A small city is not the same as “suburbia”. No one who has been to Ann Arbor would probably equate it with suburbia. That is the sort of nuance you miss without visiting.
Parts of Harlem are beautiful. The Hudson is beautiful. My memorable trip upstream was to see Sing Sing. Now that’s one fortress.
Can you double major at Columbia? Engineering and Pol Science? Don’t ask, both are D passions.
That would be tricky @SincererLove , between engineering and the Core (which is slightly less for SEAS but still a lot).
This program is their answer to that, I think - it’s a 3-2 or 4-2 with Columbia College or Barnard.
http://undergrad.admissions.columbia.edu/learn/academiclife/engineering/combined-plan-program
I go to U of a M AA. Can confirm Ann Arbor is not suburbia. And Ann Arborites would probably get hives if you suggested otherwise
Since JHU came up, lots aren’t crazy about Baltimore, either.
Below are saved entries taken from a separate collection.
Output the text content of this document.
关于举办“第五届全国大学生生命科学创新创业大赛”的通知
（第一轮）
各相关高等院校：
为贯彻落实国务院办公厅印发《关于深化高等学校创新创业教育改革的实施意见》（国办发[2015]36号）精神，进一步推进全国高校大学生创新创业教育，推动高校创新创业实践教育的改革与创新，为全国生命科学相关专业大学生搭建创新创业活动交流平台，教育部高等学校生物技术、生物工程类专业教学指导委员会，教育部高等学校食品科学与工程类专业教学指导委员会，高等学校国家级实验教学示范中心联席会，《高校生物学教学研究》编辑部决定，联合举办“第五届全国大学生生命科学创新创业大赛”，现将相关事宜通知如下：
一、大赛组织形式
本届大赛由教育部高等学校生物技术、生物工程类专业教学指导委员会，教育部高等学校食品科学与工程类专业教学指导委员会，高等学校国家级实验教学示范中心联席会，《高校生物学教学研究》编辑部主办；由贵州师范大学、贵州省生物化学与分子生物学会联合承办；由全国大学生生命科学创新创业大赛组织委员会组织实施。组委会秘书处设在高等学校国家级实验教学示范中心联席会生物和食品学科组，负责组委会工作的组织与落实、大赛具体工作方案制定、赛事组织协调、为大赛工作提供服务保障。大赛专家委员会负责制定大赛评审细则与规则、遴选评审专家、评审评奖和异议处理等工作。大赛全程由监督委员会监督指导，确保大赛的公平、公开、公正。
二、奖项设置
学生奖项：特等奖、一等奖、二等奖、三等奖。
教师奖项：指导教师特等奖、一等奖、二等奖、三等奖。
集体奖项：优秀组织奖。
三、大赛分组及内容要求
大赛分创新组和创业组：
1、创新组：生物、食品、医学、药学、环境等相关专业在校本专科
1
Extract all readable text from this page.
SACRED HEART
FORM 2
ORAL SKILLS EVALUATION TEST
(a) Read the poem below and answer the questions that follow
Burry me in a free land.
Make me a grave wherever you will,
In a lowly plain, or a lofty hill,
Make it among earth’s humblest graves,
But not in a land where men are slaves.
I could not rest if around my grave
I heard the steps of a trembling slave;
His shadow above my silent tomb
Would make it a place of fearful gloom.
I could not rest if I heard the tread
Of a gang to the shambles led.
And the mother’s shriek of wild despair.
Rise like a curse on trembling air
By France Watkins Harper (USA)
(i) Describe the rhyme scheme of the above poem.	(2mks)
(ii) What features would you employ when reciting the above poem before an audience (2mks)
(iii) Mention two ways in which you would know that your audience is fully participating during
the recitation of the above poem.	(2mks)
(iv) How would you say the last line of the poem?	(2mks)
Trinity is in Hartford, another tough city.
Middletown CT (Wesleyan) isn’t quaint.
UCLA? Now there’s a beaut’.
The mansions and “castles” of the Hudson Valley are spectacular. http://www.newyorkupstate.com/catskills/2015/11/castles_of_the_hudson_valley_take_a_photo_tour_of_these_magnificent_landmarks.html
http://www.atlasobscura.com/places/the-hyde-park-vanderbilt-mansion
Actually Cloisters in Manhattan can be considered a castle.
But we deviated greatly from the task at hand - make sure that Californiaa’s daughter gets accepted to a very good college.
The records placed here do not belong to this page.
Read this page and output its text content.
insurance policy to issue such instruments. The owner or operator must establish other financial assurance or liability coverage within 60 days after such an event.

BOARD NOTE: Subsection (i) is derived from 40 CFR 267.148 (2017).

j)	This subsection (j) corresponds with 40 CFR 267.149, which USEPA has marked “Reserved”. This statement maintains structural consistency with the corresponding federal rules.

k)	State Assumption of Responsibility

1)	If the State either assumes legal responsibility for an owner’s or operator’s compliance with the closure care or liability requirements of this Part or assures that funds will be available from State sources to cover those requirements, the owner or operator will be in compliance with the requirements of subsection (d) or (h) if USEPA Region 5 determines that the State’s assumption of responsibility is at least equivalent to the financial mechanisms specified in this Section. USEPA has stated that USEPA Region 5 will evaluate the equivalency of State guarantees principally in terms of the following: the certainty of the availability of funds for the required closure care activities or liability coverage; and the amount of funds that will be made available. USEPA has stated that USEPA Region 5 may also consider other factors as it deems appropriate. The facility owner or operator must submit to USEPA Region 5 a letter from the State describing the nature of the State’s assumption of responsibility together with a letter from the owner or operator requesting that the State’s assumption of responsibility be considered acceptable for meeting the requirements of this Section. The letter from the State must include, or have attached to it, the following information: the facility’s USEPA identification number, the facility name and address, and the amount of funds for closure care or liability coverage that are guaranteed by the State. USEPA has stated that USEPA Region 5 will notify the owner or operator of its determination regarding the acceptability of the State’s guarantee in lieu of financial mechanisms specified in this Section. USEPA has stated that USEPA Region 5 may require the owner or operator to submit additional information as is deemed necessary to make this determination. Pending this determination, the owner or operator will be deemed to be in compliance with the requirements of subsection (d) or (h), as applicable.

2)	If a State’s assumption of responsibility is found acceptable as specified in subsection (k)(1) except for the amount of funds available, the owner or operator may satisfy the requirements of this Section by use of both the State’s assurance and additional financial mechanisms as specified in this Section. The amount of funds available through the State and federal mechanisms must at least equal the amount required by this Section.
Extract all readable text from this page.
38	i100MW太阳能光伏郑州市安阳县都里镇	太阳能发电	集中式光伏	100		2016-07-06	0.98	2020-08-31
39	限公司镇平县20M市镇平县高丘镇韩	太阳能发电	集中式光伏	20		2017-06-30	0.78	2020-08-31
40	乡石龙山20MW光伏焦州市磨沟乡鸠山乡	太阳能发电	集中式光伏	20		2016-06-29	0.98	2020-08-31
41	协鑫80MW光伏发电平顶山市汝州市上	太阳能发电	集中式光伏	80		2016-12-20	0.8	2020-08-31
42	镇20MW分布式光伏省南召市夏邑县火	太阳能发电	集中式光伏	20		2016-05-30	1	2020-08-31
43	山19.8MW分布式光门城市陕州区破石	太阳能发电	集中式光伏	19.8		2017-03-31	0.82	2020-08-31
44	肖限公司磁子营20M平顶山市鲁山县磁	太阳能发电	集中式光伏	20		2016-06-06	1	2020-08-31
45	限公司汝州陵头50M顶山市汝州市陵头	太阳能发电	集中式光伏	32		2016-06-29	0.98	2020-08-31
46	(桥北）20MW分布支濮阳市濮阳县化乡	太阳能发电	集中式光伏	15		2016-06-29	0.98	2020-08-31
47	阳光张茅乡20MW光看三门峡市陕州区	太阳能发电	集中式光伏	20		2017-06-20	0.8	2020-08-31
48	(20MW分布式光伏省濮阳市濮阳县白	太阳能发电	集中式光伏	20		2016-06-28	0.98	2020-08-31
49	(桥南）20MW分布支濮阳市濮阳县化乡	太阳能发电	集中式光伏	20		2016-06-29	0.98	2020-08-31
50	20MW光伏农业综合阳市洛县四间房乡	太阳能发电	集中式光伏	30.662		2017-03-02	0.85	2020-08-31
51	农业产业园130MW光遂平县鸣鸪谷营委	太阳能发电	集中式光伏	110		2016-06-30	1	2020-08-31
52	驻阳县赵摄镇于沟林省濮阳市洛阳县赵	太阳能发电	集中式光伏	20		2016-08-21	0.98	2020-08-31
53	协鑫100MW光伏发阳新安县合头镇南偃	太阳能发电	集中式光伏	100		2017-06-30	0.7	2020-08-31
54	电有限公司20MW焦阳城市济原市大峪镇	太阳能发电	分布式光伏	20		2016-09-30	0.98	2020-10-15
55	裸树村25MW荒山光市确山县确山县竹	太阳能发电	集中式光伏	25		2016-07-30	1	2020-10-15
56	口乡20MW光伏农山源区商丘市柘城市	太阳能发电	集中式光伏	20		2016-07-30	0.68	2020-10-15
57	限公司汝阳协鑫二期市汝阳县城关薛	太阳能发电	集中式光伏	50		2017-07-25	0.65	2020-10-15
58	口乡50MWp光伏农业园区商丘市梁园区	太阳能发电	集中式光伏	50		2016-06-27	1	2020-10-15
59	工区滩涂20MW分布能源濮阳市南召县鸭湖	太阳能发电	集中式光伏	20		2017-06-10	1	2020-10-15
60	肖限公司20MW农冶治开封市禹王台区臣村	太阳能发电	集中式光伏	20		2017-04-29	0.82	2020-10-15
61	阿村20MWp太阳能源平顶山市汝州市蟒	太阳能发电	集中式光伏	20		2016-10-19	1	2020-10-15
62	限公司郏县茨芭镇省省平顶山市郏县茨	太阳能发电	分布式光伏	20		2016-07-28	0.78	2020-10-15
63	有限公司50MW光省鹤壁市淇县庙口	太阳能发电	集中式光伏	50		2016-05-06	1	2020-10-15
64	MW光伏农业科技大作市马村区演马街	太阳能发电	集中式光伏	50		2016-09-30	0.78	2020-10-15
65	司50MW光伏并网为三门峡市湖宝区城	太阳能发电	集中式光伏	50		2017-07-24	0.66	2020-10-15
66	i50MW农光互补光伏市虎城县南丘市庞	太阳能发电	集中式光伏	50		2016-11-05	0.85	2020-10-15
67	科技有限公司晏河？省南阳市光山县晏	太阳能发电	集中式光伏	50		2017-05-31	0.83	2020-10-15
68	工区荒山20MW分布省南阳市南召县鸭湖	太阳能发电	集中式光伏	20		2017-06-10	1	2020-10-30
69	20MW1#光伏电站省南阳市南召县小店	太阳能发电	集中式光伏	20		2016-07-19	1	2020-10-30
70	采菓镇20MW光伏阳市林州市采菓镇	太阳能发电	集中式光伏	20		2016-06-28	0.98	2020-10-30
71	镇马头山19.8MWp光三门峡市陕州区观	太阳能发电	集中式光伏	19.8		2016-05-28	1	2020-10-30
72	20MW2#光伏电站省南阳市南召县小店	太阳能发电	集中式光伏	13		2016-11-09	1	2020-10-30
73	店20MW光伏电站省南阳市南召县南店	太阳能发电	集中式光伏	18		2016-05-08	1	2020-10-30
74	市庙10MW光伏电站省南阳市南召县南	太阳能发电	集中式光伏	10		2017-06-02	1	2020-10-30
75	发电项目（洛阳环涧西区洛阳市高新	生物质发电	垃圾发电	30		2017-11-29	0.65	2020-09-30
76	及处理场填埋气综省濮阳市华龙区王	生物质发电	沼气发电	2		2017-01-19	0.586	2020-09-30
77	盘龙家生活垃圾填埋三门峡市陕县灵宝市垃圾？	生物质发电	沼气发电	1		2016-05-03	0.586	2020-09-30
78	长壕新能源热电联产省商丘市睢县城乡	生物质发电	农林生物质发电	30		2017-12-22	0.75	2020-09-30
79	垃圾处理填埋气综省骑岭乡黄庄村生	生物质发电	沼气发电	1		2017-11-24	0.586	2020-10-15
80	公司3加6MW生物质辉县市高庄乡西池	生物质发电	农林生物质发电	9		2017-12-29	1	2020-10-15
I’m puzzled by this. Middletown has a lovely Main Street that is chock-a-block with restored colonial houses, mom and pop owned cafés as well as your usual assortment of franchises. FWIW, Starbucks is coming soon. For a city that is three quarters the size of Utica, it’s plenty quaint. However, years of urban renewal have left the area between it and the Wesleyan campus a bit of a dead zone. That must be what you are referring to.